Neither Constable Cashion nor Heron moved the ladder or scaffold depicted in the photographs.

The photographs taken of the ladder depicts four latches, two at the top of the ladder and two attached to the cross bar of the ladder. The top latches were not in place because they were only used when the ladder was fully extended.

The latches attached to the cross bar provide stability to the ladder and according to Mr McBride at least one latch had to be engaged for the ladder to be used.

The photographs establish that post the ladder falling the left hand side latch was not engaged.

I cannot rule out that the latch did not become dislodged in the process of the ladder falling.

The photographs do not show the right hand side latch so I cannot make any finding as to whether it was engaged or not based on the photographs.

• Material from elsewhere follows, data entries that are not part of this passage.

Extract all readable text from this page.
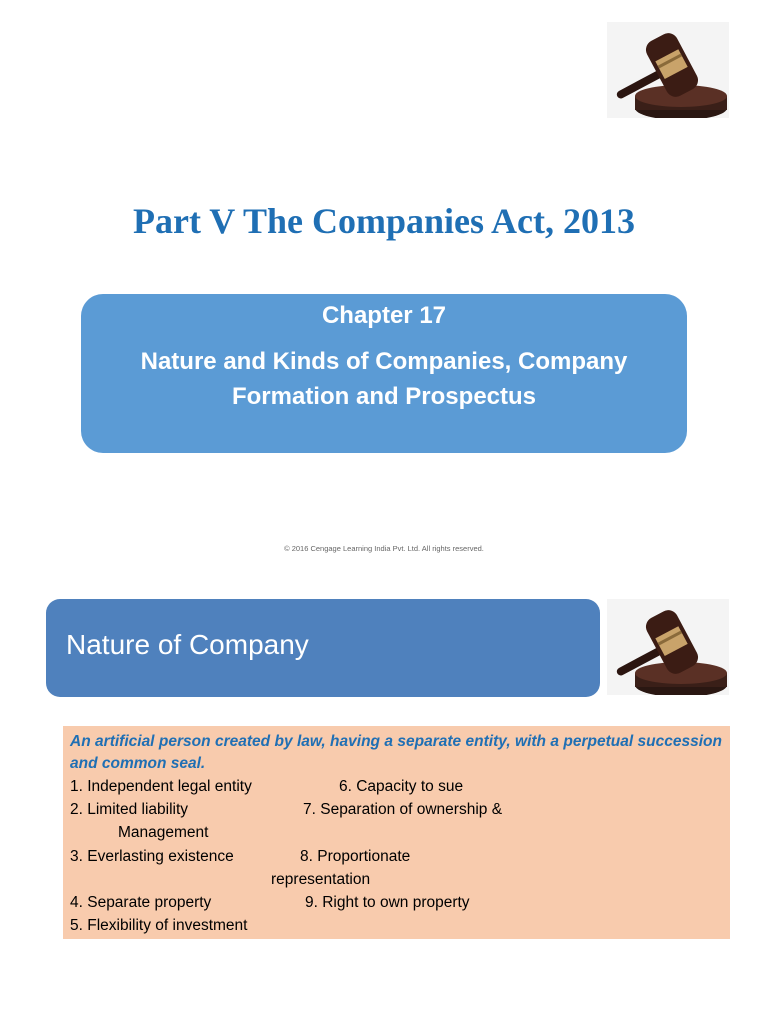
Part V The Companies Act, 2013
Chapter 17
Nature and Kinds of Companies, Company Formation and Prospectus
© 2016 Cengage Learning India Pvt. Ltd. All rights reserved.
Nature of Company
An artificial person created by law, having a separate entity, with a perpetual succession and common seal.
1. Independent legal entity	6. Capacity to sue
2. Limited liability	7. Separation of ownership &
Management
3. Everlasting existence	8. Proportionate
representation
4. Separate property	9. Right to own property
5. Flexibility of investment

Mr McBride is certain that the right hand latch was engaged. He believes that Ms White would have made sure that the latches on the ladder were engaged or at least one was engaged prior to using the ladder.

I have no reason not to accept Mr McBride’s evidence relating to his belief that at least one latch on the cross bar of the ladder was engaged. I am therefore satisfied on the balance of probabilities that at a minimum the right hand side latch on the cross bar was engaged.

Mr McBride in his various affidavits has considered two hypothesis as to what may have caused Ms White to fall from the ladder. The first is that the ladder “walked” because one of the latches was not secured in place.

Mr McBride noted that the ladder had a tendency to “walk” if the latches were not properly engaged on both sides. By “walk” he means the ladder would make a side to side movement.

He stated the side to side movement had the potential to cause the user to lose their balance.

A video of the ladder “walking” was provided to me by the investigating officers. That video depicts the slight movements of the ladder as described by Mr McBride.

The second hypothesis is that Ms White has gone up the ladder quickly and has lost her balance, causing her to fall.

Based on the evidence before me I am not in a position to make a finding that the ladder “walked” and this is what caused Ms White to lose her balance and fall from the ladder.

Neither am I in a position to make a finding that Ms White has gone up the ladder quickly and lost her balance.

The only finding I can make is that Ms White fell from the ladder. I am not able to make a finding as to what caused her to fall from the ladder.

Comments and Recommendations I extend my appreciation to investigating officer Constable Caitlin Cashion for her investigation and report.

I note that Coroner Cooper in his finding into the death of Mr H. dated 3 September 2014 has previously made recommendations regarding individuals utilising ladders to perform works in a home environment. I repeat his recommendations: “I recommend that the following basic safety precautions are taken when using a ladder at home:

  1. Take care to comply as far as possible with either the Australian Standard applicable to the task at hand or the Code of Practice approved under section 274 for the Workplace Health and Safety Act 2012;

  2. Ensure the ladder is in good condition and set up on firm and stable ground;

  3. Ensure the ladder is positioned so that it is neither too far from, nor too close to, the support structure;

  4. Always ensure when using a ladder that it is secured either by being properly “footed” by another person or tied off at the top (or both); and

  5. Only ever undertake light work while on the ladder-and then ensure that three (3) points of contact with the ladder are maintained at all times.” I convey my sincere condolences to the family and loved ones of Ms White.

Dated: 16 December 2019 at Hobart Coroners Court in the State of Tasmania.